“Síndrome iraquiana” demorada dos EUA, por Valentin Kunine
    Pelos vistos, o Presidente George W. Bush, bem como os seus antecessores – os presidentes George Bush sénior e Bill Clinton, respectivamente –, não quer dizer adeus ao “sonho norte-americano” de derrubar o líder iraquiano, Saddam Hussein, o desejo revelado pelo Presidente atual e seus assessores, em particular, pelo Secretários de Estado, Collin Powell, ainda no decorrer das eleições passadas.

    As declarações foram seguidas pelos passos concretos. Proclamado o dono da Casa Branca, George W. Bush sancionou os bombardeamentos não justificados do Iraque em resultado de que duas pessoas foram mortas e vinte feridas. Segundo a informação da imprensa iraquiana, a recente incursão dos caças norte-americanos e britânicos no céu do distrito de Talafar, perto da cidade de Mosul, em resultado de que foram vitimadas 30 pessoas e várias dezenas feridas.
    No entanto, os EUA vão além da pressão de força. Dois dias antes dos bombardeamentos de Talafar, os altos funcionários do Departamento de Estado informaram o Congresso dos EUA sobre a intenção da administração de George Bush júnior de destinar ao Congresso Nacional do Iraque (CNI), a principal força oposicionista do país, 6 milhões de dólares. A idéia de Washington de lutar contra o regime de Bagdade  pelas mãos da oposição não é nada nova. Ainda no fim do ano de 1998, o Congresso dos EUA aprovou a assim chamada “Lei da Libertação do Iraque” que destinou mais de 97 milhões de dólares para o financiamento de diversos grupos anti-saddamistas, espalhados pelo mundo.
    No ano passado, a administração de Clinton decretou a transferência ao CNI de outros 4 milhões de dólares para as “ações limitadas” ao longo das fronteiras do Iraque. Chamando as coisas pelos seus nomes, todas essas ações podem ser justamente qualificadas como o desrespeito e a violação das normas do Direito Internacional, orientadas para derrubar o Governo de um Estado soberano.
    Além disso, Washigton analisou as propostas dos grupos de oposição iraquianas de estabelecer o controlo do Ocidente sobre as regiões petrolíferas do Iraque e a proclamação do “governo provisório”, formado pelas “forças democráticas” do país.

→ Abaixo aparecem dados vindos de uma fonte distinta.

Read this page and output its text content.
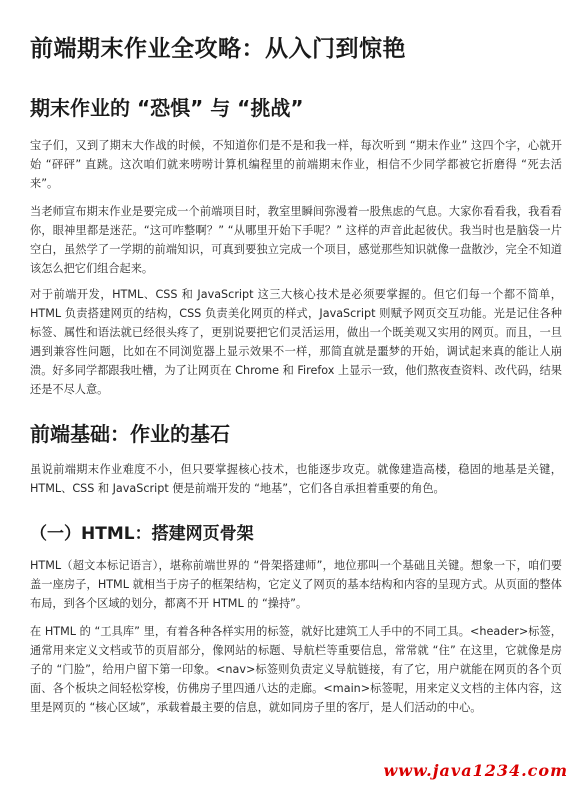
前端期末作业全攻略：从入门到惊艳
期末作业的 “恐惧” 与 “挑战”

宝子们，又到了期末大作战的时候，不知道你们是不是和我一样，每次听到 “期末作业” 这四个字，心就开始 “砰砰” 直跳。这次咱们就来唠唠计算机编程里的前端期末作业，相信不少同学都被它折磨得 “死去活来”。

当老师宣布期末作业是要完成一个前端项目时，教室里瞬间弥漫着一股焦虑的气息。大家你看看我，我看看你，眼神里都是迷茫。“这可咋整啊？” “从哪里开始下手呢？” 这样的声音此起彼伏。我当时也是脑袋一片空白，虽然学了一学期的前端知识，可真到要独立完成一个项目，感觉那些知识就像一盘散沙，完全不知道该怎么把它们组合起来。

对于前端开发，HTML、CSS 和 JavaScript 这三大核心技术是必须要掌握的。但它们每一个都不简单，HTML 负责搭建网页的结构，CSS 负责美化网页的样式，JavaScript 则赋予网页交互功能。光是记住各种标签、属性和语法就已经很头疼了，更别说要把它们灵活运用，做出一个既美观又实用的网页。而且，一旦遇到兼容性问题，比如在不同浏览器上显示效果不一样，那简直就是噩梦的开始，调试起来真的能让人崩溃。好多同学都跟我吐槽，为了让网页在 Chrome 和 Firefox 上显示一致，他们熬夜查资料、改代码，结果还是不尽人意。

前端基础：作业的基石

虽说前端期末作业难度不小，但只要掌握核心技术，也能逐步攻克。就像建造高楼，稳固的地基是关键，HTML、CSS 和 JavaScript 便是前端开发的 “地基”，它们各自承担着重要的角色。

（一）HTML：搭建网页骨架

HTML（超文本标记语言），堪称前端世界的 “骨架搭建师”，地位那叫一个基础且关键。想象一下，咱们要盖一座房子，HTML 就相当于房子的框架结构，它定义了网页的基本结构和内容的呈现方式。从页面的整体布局，到各个区域的划分，都离不开 HTML 的 “操持”。

在 HTML 的 “工具库” 里，有着各种各样实用的标签，就好比建筑工人手中的不同工具。<header>标签，通常用来定义文档或节的页眉部分，像网站的标题、导航栏等重要信息，常常就 “住” 在这里，它就像是房子的 “门脸”，给用户留下第一印象。<nav>标签则负责定义导航链接，有了它，用户就能在网页的各个页面、各个板块之间轻松穿梭，仿佛房子里四通八达的走廊。<main>标签呢，用来定义文档的主体内容，这里是网页的 “核心区域”，承载着最主要的信息，就如同房子里的客厅，是人们活动的中心。

www.java1234.com
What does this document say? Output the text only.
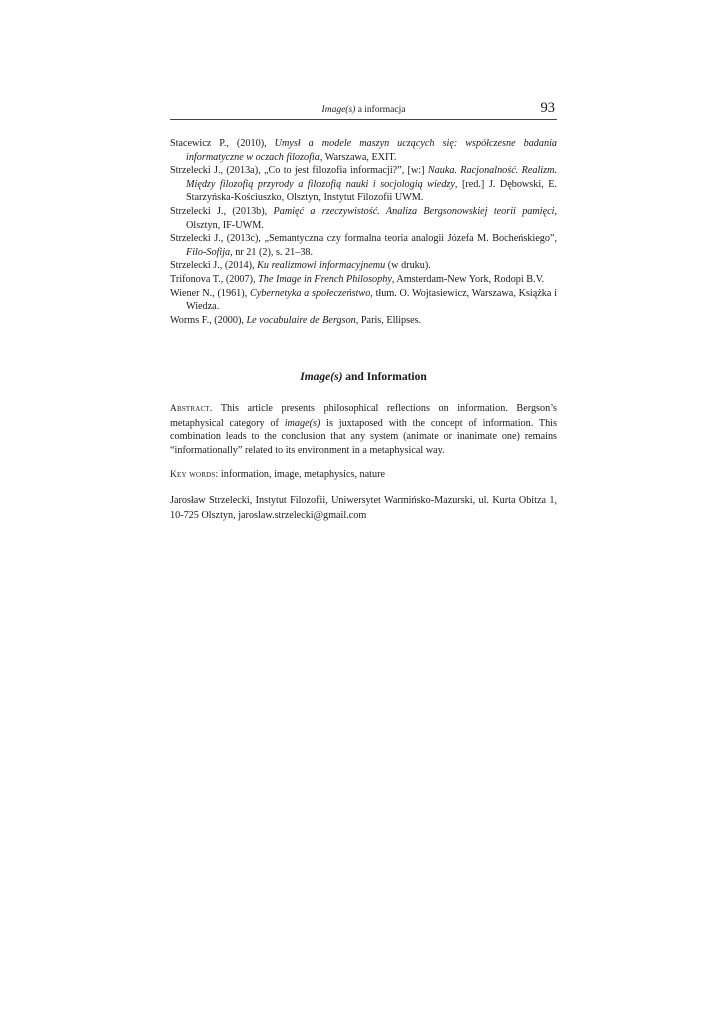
Image(s) a informacja	93

Stacewicz P., (2010), Umysł a modele maszyn uczących się: współczesne badania informatyczne w oczach filozofia, Warszawa, EXIT.

Strzelecki J., (2013a), „Co to jest filozofia informacji?”, [w:] Nauka. Racjonalność. Realizm. Między filozofią przyrody a filozofią nauki i socjologią wiedzy, [red.] J. Dębowski, E. Starzyńska-Kościuszko, Olsztyn, Instytut Filozofii UWM.

Strzelecki J., (2013b), Pamięć a rzeczywistość. Analiza Bergsonowskiej teorii pamięci, Olsztyn, IF-UWM.

Strzelecki J., (2013c), „Semantyczna czy formalna teoria analogii Józefa M. Bocheńskiego”, Filo-Sofija, nr 21 (2), s. 21–38.

Strzelecki J., (2014), Ku realizmowi informacyjnemu (w druku).

Trifonova T., (2007), The Image in French Philosophy, Amsterdam-New York, Rodopi B.V.

Wiener N., (1961), Cybernetyka a społeczeństwo, tłum. O. Wojtasiewicz, Warszawa, Książka i Wiedza.

Worms F., (2000), Le vocabulaire de Bergson, Paris, Ellipses.

Image(s) and Information

Abstract. This article presents philosophical reflections on information. Bergson’s metaphysical category of image(s) is juxtaposed with the concept of information. This combination leads to the conclusion that any system (animate or inanimate one) remains “informationally” related to its environment in a metaphysical way.

Key words: information, image, metaphysics, nature

Jarosław Strzelecki, Instytut Filozofii, Uniwersytet Warmińsko-Mazurski, ul. Kurta Obitza 1, 10-725 Olsztyn, jaroslaw.strzelecki@gmail.com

    No entanto, Washington não atreveu a realizar este plano que poderia envolver os EUA numa nova confrontação com Bagdá, desta vez sem nenhum motivo justificado, em comparações com os acontecimentos do ano de 1991. Claro que a reação da comunidade internacional a uma agressão não provocada contra o Iraque seria extremamente negativa, sem falar que tal agressão acarretaria as perdas enormes da força viva do Exército norte-americano. Foi esta a razão que invalidou a “variante dura” de derrubar Saddam Hussein, mas não alterou os planos dos EUA de apoio à oposição iraquiana.

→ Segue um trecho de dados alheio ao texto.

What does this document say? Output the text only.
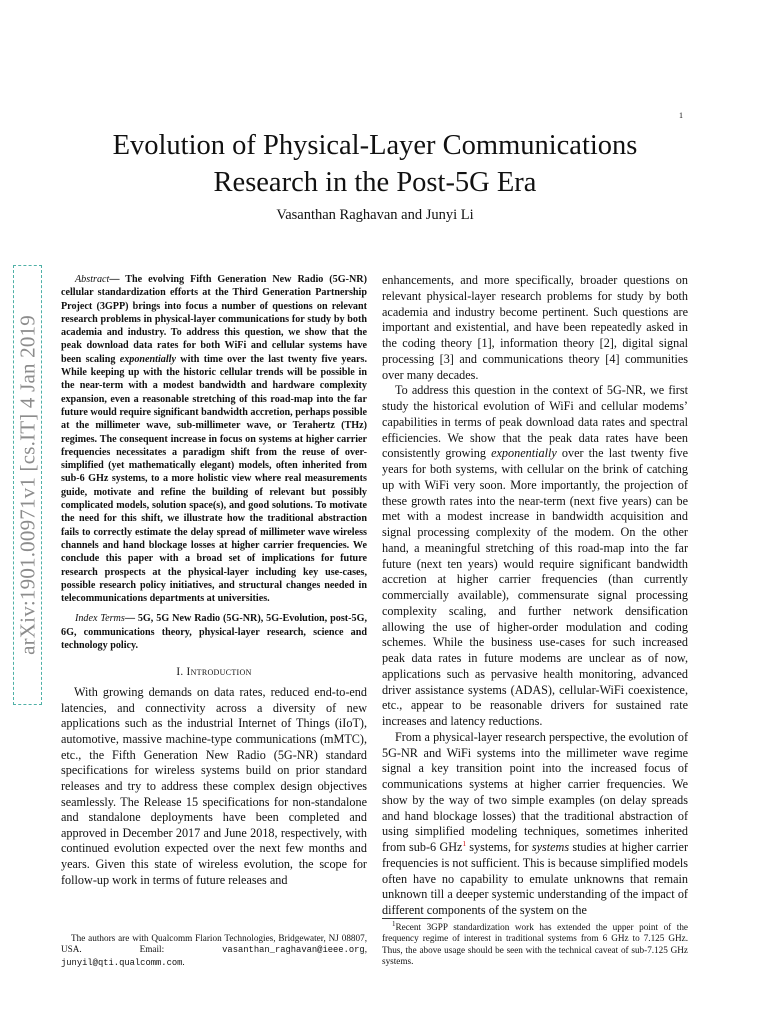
1
Evolution of Physical-Layer Communications Research in the Post-5G Era
Vasanthan Raghavan and Junyi Li
arXiv:1901.00971v1 [cs.IT] 4 Jan 2019

Abstract— The evolving Fifth Generation New Radio (5G-NR) cellular standardization efforts at the Third Generation Partnership Project (3GPP) brings into focus a number of questions on relevant research problems in physical-layer communications for study by both academia and industry. To address this question, we show that the peak download data rates for both WiFi and cellular systems have been scaling exponentially with time over the last twenty five years. While keeping up with the historic cellular trends will be possible in the near-term with a modest bandwidth and hardware complexity expansion, even a reasonable stretching of this road-map into the far future would require significant bandwidth accretion, perhaps possible at the millimeter wave, sub-millimeter wave, or Terahertz (THz) regimes. The consequent increase in focus on systems at higher carrier frequencies necessitates a paradigm shift from the reuse of over-simplified (yet mathematically elegant) models, often inherited from sub-6 GHz systems, to a more holistic view where real measurements guide, motivate and refine the building of relevant but possibly complicated models, solution space(s), and good solutions. To motivate the need for this shift, we illustrate how the traditional abstraction fails to correctly estimate the delay spread of millimeter wave wireless channels and hand blockage losses at higher carrier frequencies. We conclude this paper with a broad set of implications for future research prospects at the physical-layer including key use-cases, possible research policy initiatives, and structural changes needed in telecommunications departments at universities.

Index Terms— 5G, 5G New Radio (5G-NR), 5G-Evolution, post-5G, 6G, communications theory, physical-layer research, science and technology policy.

I. Introduction

With growing demands on data rates, reduced end-to-end latencies, and connectivity across a diversity of new applications such as the industrial Internet of Things (iIoT), automotive, massive machine-type communications (mMTC), etc., the Fifth Generation New Radio (5G-NR) standard specifications for wireless systems build on prior standard releases and try to address these complex design objectives seamlessly. The Release 15 specifications for non-standalone and standalone deployments have been completed and approved in December 2017 and June 2018, respectively, with continued evolution expected over the next few months and years. Given this state of wireless evolution, the scope for follow-up work in terms of future releases and

The authors are with Qualcomm Flarion Technologies, Bridgewater, NJ 08807, USA. Email: vasanthan_raghavan@ieee.org, junyil@qti.qualcomm.com.

enhancements, and more specifically, broader questions on relevant physical-layer research problems for study by both academia and industry become pertinent. Such questions are important and existential, and have been repeatedly asked in the coding theory [1], information theory [2], digital signal processing [3] and communications theory [4] communities over many decades.

To address this question in the context of 5G-NR, we first study the historical evolution of WiFi and cellular modems’ capabilities in terms of peak download data rates and spectral efficiencies. We show that the peak data rates have been consistently growing exponentially over the last twenty five years for both systems, with cellular on the brink of catching up with WiFi very soon. More importantly, the projection of these growth rates into the near-term (next five years) can be met with a modest increase in bandwidth acquisition and signal processing complexity of the modem. On the other hand, a meaningful stretching of this road-map into the far future (next ten years) would require significant bandwidth accretion at higher carrier frequencies (than currently commercially available), commensurate signal processing complexity scaling, and further network densification allowing the use of higher-order modulation and coding schemes. While the business use-cases for such increased peak data rates in future modems are unclear as of now, applications such as pervasive health monitoring, advanced driver assistance systems (ADAS), cellular-WiFi coexistence, etc., appear to be reasonable drivers for sustained rate increases and latency reductions.

From a physical-layer research perspective, the evolution of 5G-NR and WiFi systems into the millimeter wave regime signal a key transition point into the increased focus of communications systems at higher carrier frequencies. We show by the way of two simple examples (on delay spreads and hand blockage losses) that the traditional abstraction of using simplified modeling techniques, sometimes inherited from sub-6 GHz$^1$ systems, for systems studies at higher carrier frequencies is not sufficient. This is because simplified models often have no capability to emulate unknowns that remain unknown till a deeper systemic understanding of the impact of different components of the system on the

$^1$Recent 3GPP standardization work has extended the upper point of the frequency regime of interest in traditional systems from 6 GHz to 7.125 GHz. Thus, the above usage should be seen with the technical caveat of sub-7.125 GHz systems.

    Os EUA, na união com a Grã-Bretanha, fazem tudo para manter em vigor as sanções atuais contra Bagdá. Só deste modo pode ser caracterizado o projeto da resolução das assim chamadas “sanções sensatas”, concebido  com a participação de uma delegação norte-americana e apresentado pela delegação inglesa ao Conselho de Segurança da ONU.
    O Projeto deve ser discutido no Conselho de Segurança da ONU a 3 de Julho. O ministro dos Negócios Estrangeiros da Rússia, Igor Ivanov, já declarou que a delegação russa apresentará o seu próprio projeto da resolução.
    Claro está, que a “síndrome iraquiana” demorada dos EUA tornou-se obsoleta e não toma em consideração as mudanças operadas no mundo, em geral, e na região do Golfo Pérsico, em particular. A política norte-americana de pressão sobre o Iraque tem sido criticada pela maioria dos países membros da comunidade internacional porque dificulta a regularização política da situação em torno do Iraque.
    Na opinião de Moscou, o problema iraquiano pode ser resolvido só com base no  princípio de “pacotes” que prevê suspender e depois abolir as sanções contra Bagdá paralelamente à recuperação do ‘monitoring’ internacional sobre os programas militares vedados do Iraque.
    Quer dizer, não apenas exigir do Iraque o cumprimento das resoluções do Conselho da Segurança, mas também criar as condições favoráveis para isso, deixando de apresentar este país como espantalho internacional que entende só a linguagem de força e de ultimatos., como o faz Washington.

Valentin Kunine é observador político da RIA “Novosti”, agência russa de notícias. A linguagem do texto foi alterada, pois é inicialmente destinada a todos os países de língua portuguesa.